In the wake of a December 2016 ruling by the European Union's Court of Justice, the UK Government has hit pause on controversial plans within the Investigatory Powers Bill (IPBill) that will force communications providers to scoop up the internet histories of British civilians in bulk.
The law, which has been branded a Snoopers' Charter by critics, gained royal assent last November. It gives police and intelligence agencies enhanced spying powers and effectively cements legal backing to a number of the surveillance tools exposed by Edward Snowden four years ago.
But a legal ruling from the EU's court system last year put at spanner in the works by calling the Government's plans to collect bulk communications data – including internet connection records (ICRs) – unlawful.
It said the proposed data collection techniques in the bill were "general and indiscriminate".
EU judges said communications data should only be used to help combat serious crime. Less than three months later, the Home Office has indicated the IPBill is yet to enforce some bulk collection amid the legal conflict.
"The European Court of Justice handed down a judgment relating to the UK's communications data regime in December," a Government spokesperson said in a statement to Ars Technica.
"The matter must now be considered by the domestic courts and the consultation on the communications data code of practice has been deferred until this has taken place."
In a new set of draft codes of practice, published on 23 February, the Home Office touted a public consultation that is running until early April. The aim, it says on its website, is to set out the "processes and safeguards" surrounding the use of mass spying powers.
The old draft codes have now been "superseded" by these new versions but it was quickly noticed the code for "communications data" was mysteriously absent. This should have provided key insights into how the Home Office would work with service providers to collect citizen data.
Intriguingly, the new codes were also lacking in many of the candid references in previous iterations. In one new copy – "Bulk Acquisition of Communications Data" – a search for "ICR" now returns no matches. Previously, an entire page was dedicated to the term.
One document confirms "an additional code of practice covering the obtaining and retention of communications data will be published for consultation in due course".
In the text of the consultation, Ben Wallace MP, UK Minister of State for Security, noted: "The internet presents ever-evolving opportunities for terrorists, criminals and paedophiles, and we must ensure that we have the capabilities to confront this challenge.
"There must be no guaranteed safe spaces online in which they are allowed to communicate beyond the reach of law."
Yet he did not reference the EU's 2016 ruling, which was the result of complaints from Brexit Secretary David Davis and Labour's Tom Watson, who both had major privacy concerns with the predecessor to the IPBill, the Data Retention and Investigatory Powers Act 2014, or Dripa.
The UK's spying regime was deemed unlawful as it does not require that the scooped-up data be kept within the EU, does not provide for notification after the fact to people whose data has been collected and, in some cases, lets police and public bodies authorise their own access.

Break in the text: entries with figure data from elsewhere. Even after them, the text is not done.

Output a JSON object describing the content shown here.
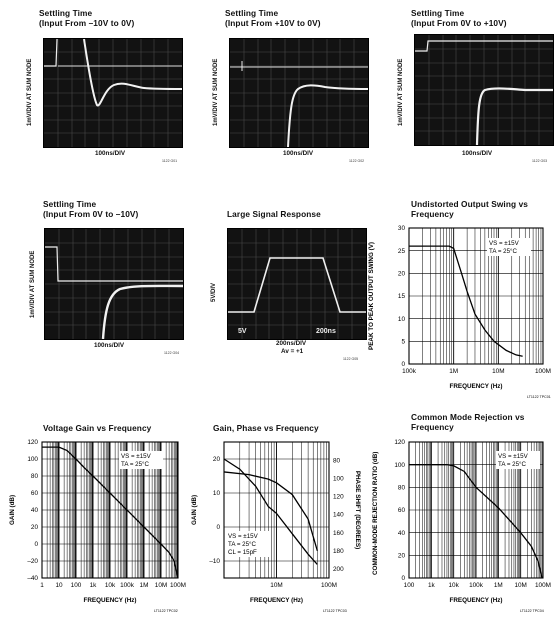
{
  "scopes": [
    {
      "title1": "Settling Time",
      "title2": "(Input From –10V to 0V)",
      "ylabel": "1mV/DIV AT SUM NODE",
      "xlabel": "100ns/DIV",
      "code": "1122 G01"
    },
    {
      "title1": "Settling Time",
      "title2": "(Input From +10V to 0V)",
      "ylabel": "1mV/DIV AT SUM NODE",
      "xlabel": "100ns/DIV",
      "code": "1122 G02"
    },
    {
      "title1": "Settling Time",
      "title2": "(Input From 0V to +10V)",
      "ylabel": "1mV/DIV AT SUM NODE",
      "xlabel": "100ns/DIV",
      "code": "1122 G03"
    },
    {
      "title1": "Settling Time",
      "title2": "(Input From 0V to –10V)",
      "ylabel": "1mV/DIV AT SUM NODE",
      "xlabel": "100ns/DIV",
      "code": "1122 G04"
    },
    {
      "title1": "Large Signal Response",
      "title2": "",
      "ylabel": "5V/DIV",
      "xlabel": "200ns/DIV",
      "xlabel2": "Av = +1",
      "code": "1122 G05",
      "inner_left": "5V",
      "inner_right": "200ns"
    }
  ],
  "chart_data": [
    {
      "type": "line",
      "title": "Undistorted Output Swing vs Frequency",
      "xlabel": "FREQUENCY (Hz)",
      "ylabel": "PEAK TO PEAK OUTPUT SWING (V)",
      "x_scale": "log",
      "xlim": [
        100000,
        100000000
      ],
      "ylim": [
        0,
        30
      ],
      "x_ticks": [
        "100k",
        "1M",
        "10M",
        "100M"
      ],
      "y_ticks": [
        "0",
        "5",
        "10",
        "15",
        "20",
        "25",
        "30"
      ],
      "annotations": [
        "VS = ±15V",
        "TA = 25°C"
      ],
      "code": "LT1122 TPC01",
      "series": [
        {
          "x": [
            100000,
            300000,
            800000,
            1000000,
            1500000,
            2000000,
            3000000,
            5000000,
            8000000,
            15000000,
            25000000,
            35000000
          ],
          "y": [
            26,
            26,
            26,
            25.5,
            20,
            16,
            11,
            7.5,
            5,
            3,
            2,
            1.7
          ]
        }
      ]
    },
    {
      "type": "line",
      "title": "Voltage Gain vs Frequency",
      "xlabel": "FREQUENCY (Hz)",
      "ylabel": "GAIN (dB)",
      "x_scale": "log",
      "xlim": [
        1,
        100000000
      ],
      "ylim": [
        -40,
        120
      ],
      "x_ticks": [
        "1",
        "10",
        "100",
        "1k",
        "10k",
        "100k",
        "1M",
        "10M",
        "100M"
      ],
      "y_ticks": [
        "–40",
        "–20",
        "0",
        "20",
        "40",
        "60",
        "80",
        "100",
        "120"
      ],
      "annotations": [
        "VS = ±15V",
        "TA = 25°C"
      ],
      "code": "LT1122 TPC02",
      "series": [
        {
          "x": [
            1,
            10,
            30,
            100,
            300,
            1000,
            10000,
            100000,
            1000000,
            10000000,
            30000000,
            60000000,
            100000000
          ],
          "y": [
            114,
            114,
            110,
            100,
            90,
            80,
            60,
            40,
            20,
            0,
            -10,
            -20,
            -40
          ]
        }
      ]
    },
    {
      "type": "line",
      "title": "Gain, Phase vs Frequency",
      "xlabel": "FREQUENCY (Hz)",
      "ylabel": "GAIN (dB)",
      "ylabel_right": "PHASE SHIFT (DEGREES)",
      "x_scale": "log",
      "xlim": [
        1000000,
        100000000
      ],
      "ylim": [
        -15,
        25
      ],
      "x_ticks": [
        "10M",
        "100M"
      ],
      "y_ticks": [
        "–10",
        "0",
        "10",
        "20"
      ],
      "y2_ticks": [
        "80",
        "100",
        "120",
        "140",
        "160",
        "180",
        "200"
      ],
      "annotations": [
        "VS = ±15V",
        "TA = 25°C",
        "CL = 15pF"
      ],
      "code": "LT1122 TPC03",
      "series": [
        {
          "x": [
            1000000,
            2000000,
            4000000,
            7000000,
            10000000,
            20000000,
            40000000,
            60000000
          ],
          "y": [
            20,
            17,
            12,
            6,
            4,
            -2,
            -8,
            -11
          ]
        },
        {
          "x": [
            1000000,
            3000000,
            7000000,
            10000000,
            20000000,
            40000000,
            60000000
          ],
          "y2": [
            93,
            96,
            101,
            105,
            118,
            145,
            180
          ]
        }
      ]
    },
    {
      "type": "line",
      "title": "Common Mode Rejection vs Frequency",
      "xlabel": "FREQUENCY (Hz)",
      "ylabel": "COMMON-MODE REJECTION RATIO (dB)",
      "x_scale": "log",
      "xlim": [
        100,
        100000000
      ],
      "ylim": [
        0,
        120
      ],
      "x_ticks": [
        "100",
        "1k",
        "10k",
        "100k",
        "1M",
        "10M",
        "100M"
      ],
      "y_ticks": [
        "0",
        "20",
        "40",
        "60",
        "80",
        "100",
        "120"
      ],
      "annotations": [
        "VS = ±15V",
        "TA = 25°C"
      ],
      "code": "LT1122 TPC04",
      "series": [
        {
          "x": [
            100,
            1000,
            5000,
            10000,
            30000,
            100000,
            1000000,
            10000000,
            30000000,
            60000000,
            90000000
          ],
          "y": [
            100,
            100,
            100,
            99,
            94,
            80,
            62,
            40,
            28,
            15,
            0
          ]
        }
      ]
    }
  ]
}
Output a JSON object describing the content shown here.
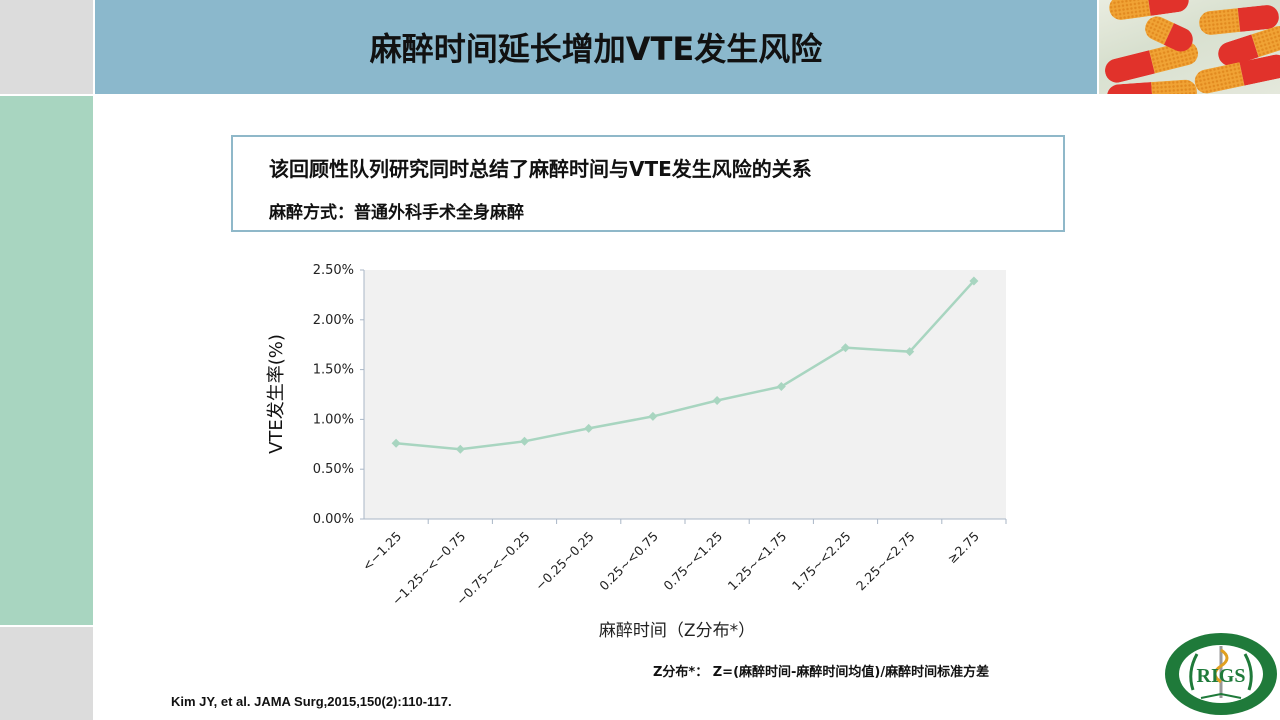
{
  "slide": {
    "title": "麻醉时间延长增加VTE发生风险",
    "info_box": {
      "line1": "该回顾性队列研究同时总结了麻醉时间与VTE发生风险的关系",
      "line2": "麻醉方式：普通外科手术全身麻醉"
    },
    "footnote": "Z分布*： Z=(麻醉时间-麻醉时间均值)/麻醉时间标准方差",
    "citation": "Kim JY, et al. JAMA Surg,2015,150(2):110-117.",
    "logo_text": "RIGS",
    "header_image": "capsule-pills-photo",
    "colors": {
      "header_bar": "#8bb8cc",
      "side_green": "#a8d5c0",
      "side_grey": "#dcdcdc",
      "line": "#a8d5c0",
      "plot_bg": "#f1f1f1",
      "logo_green": "#1f7a3a"
    }
  },
  "chart_data": {
    "type": "line",
    "title": "",
    "xlabel": "麻醉时间（Z分布*）",
    "ylabel": "VTE发生率(%)",
    "categories": [
      "<−1.25",
      "−1.25~<−0.75",
      "−0.75~<−0.25",
      "−0.25~0.25",
      "0.25~<0.75",
      "0.75~<1.25",
      "1.25~<1.75",
      "1.75~<2.25",
      "2.25~<2.75",
      "≥2.75"
    ],
    "series": [
      {
        "name": "VTE发生率",
        "values": [
          0.76,
          0.7,
          0.78,
          0.91,
          1.03,
          1.19,
          1.33,
          1.72,
          1.68,
          2.39
        ]
      }
    ],
    "ylim": [
      0,
      2.5
    ],
    "yticks": [
      "0.00%",
      "0.50%",
      "1.00%",
      "1.50%",
      "2.00%",
      "2.50%"
    ],
    "grid": false,
    "legend": "none",
    "marker": "diamond"
  }
}
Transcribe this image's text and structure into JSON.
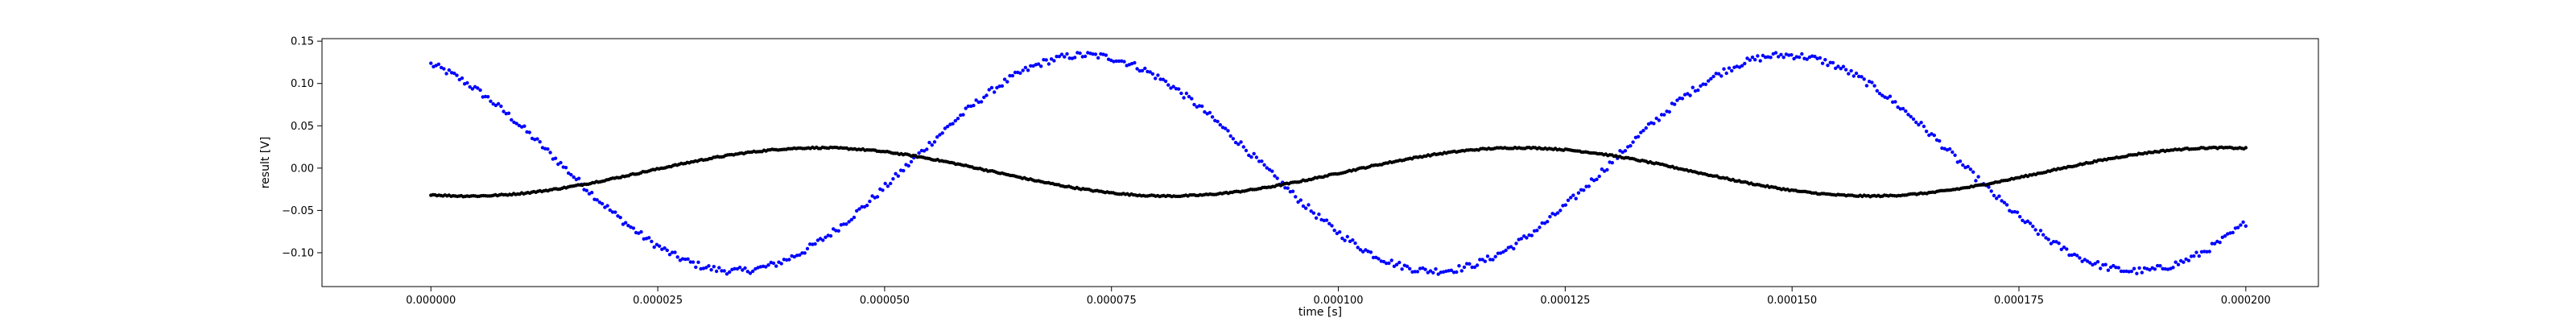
{
  "chart_data": {
    "type": "scatter",
    "title": "",
    "xlabel": "time [s]",
    "ylabel": "result [V]",
    "xlim": [
      -1.2e-05,
      0.000208
    ],
    "ylim": [
      -0.14,
      0.153
    ],
    "grid": false,
    "x_ticks": [
      0.0,
      2.5e-05,
      5e-05,
      7.5e-05,
      0.0001,
      0.000125,
      0.00015,
      0.000175,
      0.0002
    ],
    "x_tick_labels": [
      "0.000000",
      "0.000025",
      "0.000050",
      "0.000075",
      "0.000100",
      "0.000125",
      "0.000150",
      "0.000175",
      "0.000200"
    ],
    "y_ticks": [
      -0.1,
      -0.05,
      0.0,
      0.05,
      0.1,
      0.15
    ],
    "y_tick_labels": [
      "−0.10",
      "−0.05",
      "0.00",
      "0.05",
      "0.10",
      "0.15"
    ],
    "series": [
      {
        "color": "#0000ff",
        "marker": "dot",
        "model": "sine",
        "x_range": [
          0.0,
          0.0002
        ],
        "amplitude": 0.1275,
        "period": 7.72e-05,
        "phase_time": 7.21e-05,
        "offset": 0.006,
        "noise": 0.004,
        "points": 700
      },
      {
        "color": "#000000",
        "marker": "dot",
        "model": "sine",
        "x_range": [
          0.0,
          0.0002
        ],
        "amplitude": 0.0285,
        "period": 7.72e-05,
        "phase_time": 4.28e-05,
        "offset": -0.0045,
        "noise": 0.0008,
        "points": 900
      }
    ]
  }
}
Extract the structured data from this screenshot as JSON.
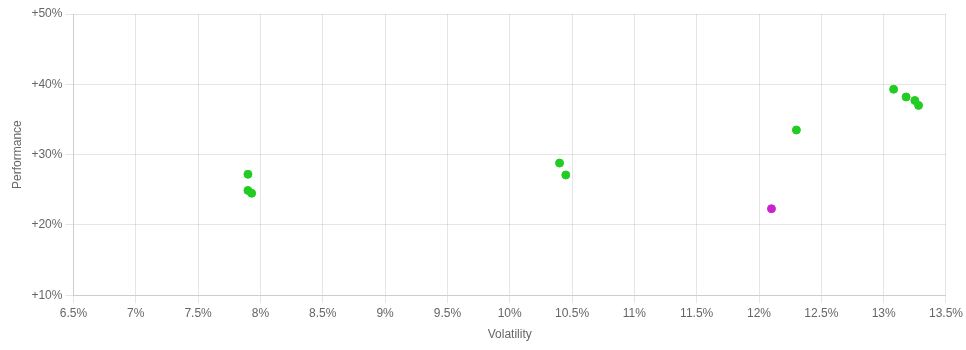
{
  "chart_data": {
    "type": "scatter",
    "x_label": "Volatility",
    "y_label": "Performance",
    "series": [
      {
        "color": "#22cc22",
        "x": [
          0.079,
          0.079,
          0.0793,
          0.104,
          0.1045,
          0.123,
          0.1308,
          0.1318,
          0.1325,
          0.1328
        ],
        "values": [
          0.272,
          0.249,
          0.245,
          0.288,
          0.271,
          0.335,
          0.393,
          0.382,
          0.377,
          0.37
        ]
      },
      {
        "color": "#cc22cc",
        "x": [
          0.121
        ],
        "values": [
          0.223
        ]
      }
    ],
    "xlim": [
      0.065,
      0.135
    ],
    "ylim": [
      0.1,
      0.5
    ],
    "xticks": [
      {
        "value": 0.065,
        "label": "6.5%"
      },
      {
        "value": 0.07,
        "label": "7%"
      },
      {
        "value": 0.075,
        "label": "7.5%"
      },
      {
        "value": 0.08,
        "label": "8%"
      },
      {
        "value": 0.085,
        "label": "8.5%"
      },
      {
        "value": 0.09,
        "label": "9%"
      },
      {
        "value": 0.095,
        "label": "9.5%"
      },
      {
        "value": 0.1,
        "label": "10%"
      },
      {
        "value": 0.105,
        "label": "10.5%"
      },
      {
        "value": 0.11,
        "label": "11%"
      },
      {
        "value": 0.115,
        "label": "11.5%"
      },
      {
        "value": 0.12,
        "label": "12%"
      },
      {
        "value": 0.125,
        "label": "12.5%"
      },
      {
        "value": 0.13,
        "label": "13%"
      },
      {
        "value": 0.135,
        "label": "13.5%"
      }
    ],
    "yticks": [
      {
        "value": 0.1,
        "label": "+10%"
      },
      {
        "value": 0.2,
        "label": "+20%"
      },
      {
        "value": 0.3,
        "label": "+30%"
      },
      {
        "value": 0.4,
        "label": "+40%"
      },
      {
        "value": 0.5,
        "label": "+50%"
      }
    ],
    "grid": true
  }
}
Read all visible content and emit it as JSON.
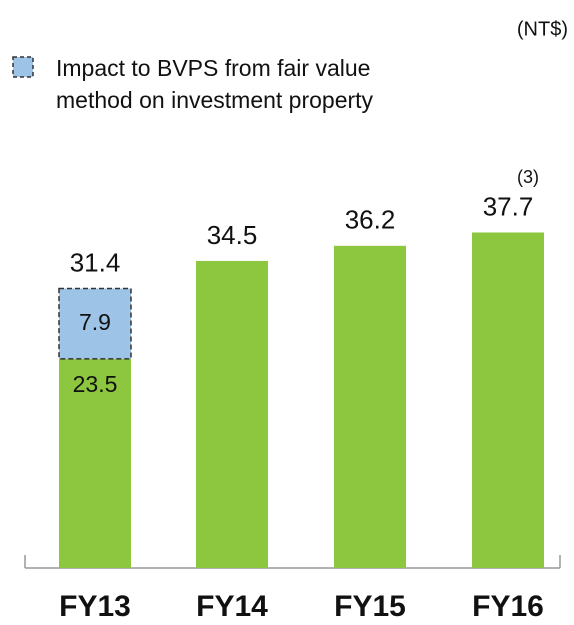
{
  "chart_data": {
    "type": "stacked_bar",
    "unit_label": "(NT$)",
    "categories": [
      "FY13",
      "FY14",
      "FY15",
      "FY16"
    ],
    "series": [
      {
        "color": "#8dc63f",
        "values": [
          23.5,
          34.5,
          36.2,
          37.7
        ]
      },
      {
        "name": "Impact to BVPS from fair value method on investment property",
        "color": "#9dc3e6",
        "dashed": true,
        "values": [
          7.9,
          null,
          null,
          null
        ]
      }
    ],
    "totals": [
      31.4,
      34.5,
      36.2,
      37.7
    ],
    "annotation": "(3)",
    "ylim": [
      0,
      40
    ]
  }
}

"Such national legislation [...] exceeds the limits of what is strictly necessary and cannot be considered to be justified within a democratic society," the judges said.
At the time, a Home Office spokesperson responded: "We are disappointed with the judgement from the European Court of Justice and will be considering its potential implications.
"Given the importance of communications data to preventing and detecting crime, we will ensure plans are in place so that the police and other public authorities can continue to acquire such data in a way that is consistent with EU law and our obligation to protect the public."
It seems those plans are still being formulated.